One Montgomery is a diverse group of citizens in Montgomery, Alabama who seek to promote understanding and trust between people of different racial and ethnic backgrounds through discussion, education, social interaction, and enhanced personal relationships. Its membership has included numerous individuals who have been active in the Civil Rights Movement in Alabama, including the late Johnnie Carr (who was a close friend of Rosa Parks), the late Rev. Dr. Robert Graetz (who was pastor of a black congregation in Montgomery and worked closely with Rev. Dr. Martin Luther King Jr. during the bus boycott); his wife, the late Jeannie Graetz, who with her husband promoted civil rights for all persons regardless of race, ethnicity or gender; the late Lt. Gen. Charles Cleveland, a Korean War Ace who served as commander of Air University at Maxwell Air Force Base, and other community leaders.

== History ==
The group continues to meet regularly, and embraces diversity as an essential strength of American society. It was founded in 1984 following the "Todd Road Incident" in which visiting blacks were charged with assaulting two white plainclothes policemen who, failing to identify themselves, forcefully entered a residence which they thought was a crack house but in which the visitors were holding a post-funeral gathering. In the ensuing struggle both policemen were wounded, resulting in the visitors being charged with serious offenses. After a polarizing trial, they were acquitted. The trial resulted in severe racial stress in the city and area.
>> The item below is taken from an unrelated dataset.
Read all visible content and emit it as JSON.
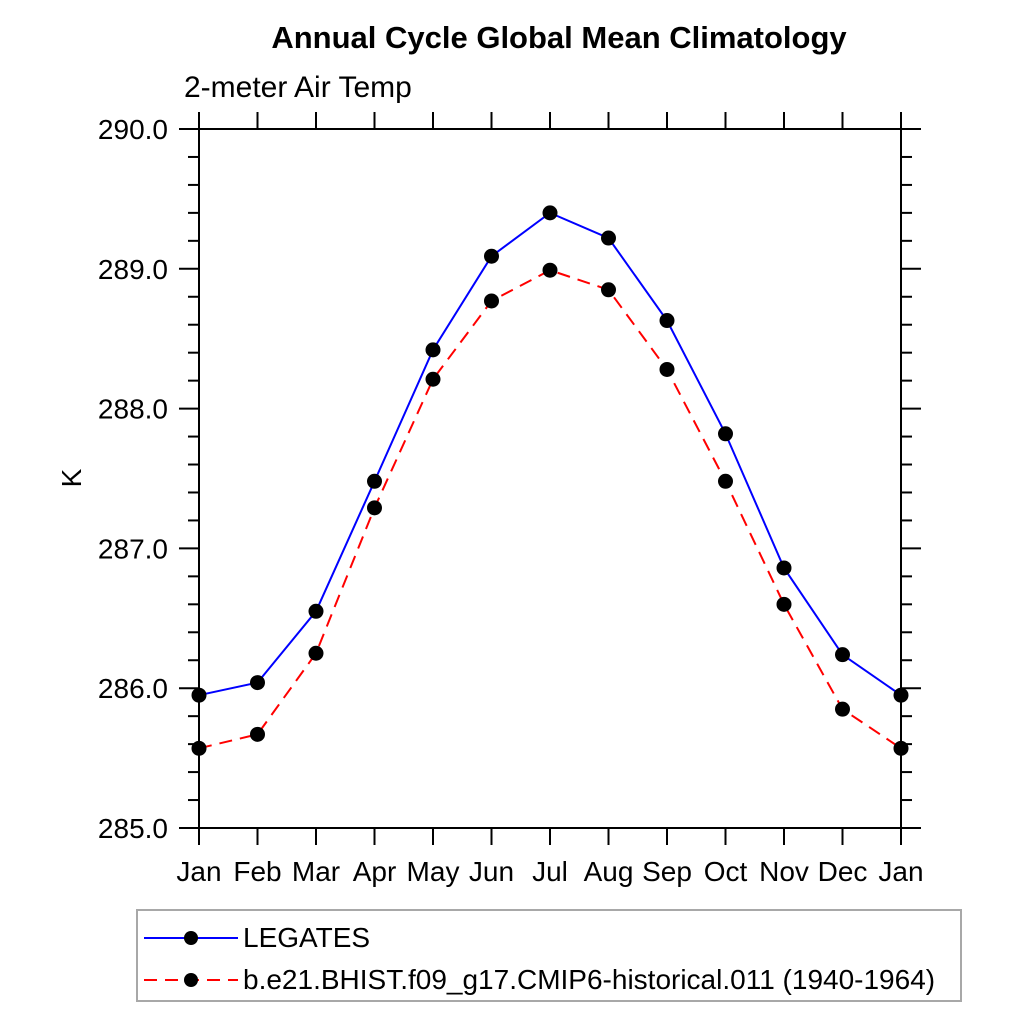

As a result of the Todd Road Incident city officials and concerned citizens met and formed One Montgomery, Leadership Montgomery (a civic training program), and citizens formed the Friendly Supper Club, which meets at the Alabama State University faculty dining room at 6:00pm on the first Monday of each month.

One Montgomery has played an important role in promoting mutual understanding during several racially charged situations. For example, when organizations recognized as hate groups by the Southern Poverty Law Center staged demonstrations and marched up Dexter Avenue toward the state Capitol, One Montgomery hosted a counter-vigil at the nearby Civil Rights Memorial

== Activities ==
Despite such occasional activities, One Montgomery is not an "activist" organization but rather a forum for networking and education. The group is always seeking members who are interested in meaningful and civil dialog. Membership is open to the public, with a goal of achieving diversity of racial and ethnic backgrounds and age groups. Dues are reasonable. Guests may attend two meetings before having to pay dues.

One Montgomery meets weekly on Tuesday mornings from 7:00 to 8:00 a.m.(Central Time). During the Covid-19 epidemic the meetings became virtual, by Zoom. In October 2022 in-person meetings with breakfast resumed on the first Tuesday of each month at the Church of the Ascension. Other meetings are still virtual, and there is virtual access to the in-person meetings. Each meeting starts with the Pledge of Allegiance and a moment of silence. One meeting per month is reserved for disposition of business and open discussion. Other meetings feature a presentation by a guest speaker or member on some topic of interest. On controversial topics, the group often invites a speaker to present the other side of the argument at a subsequent meeting.

Members are encouraged to participate in civic activities that improve diversity relations.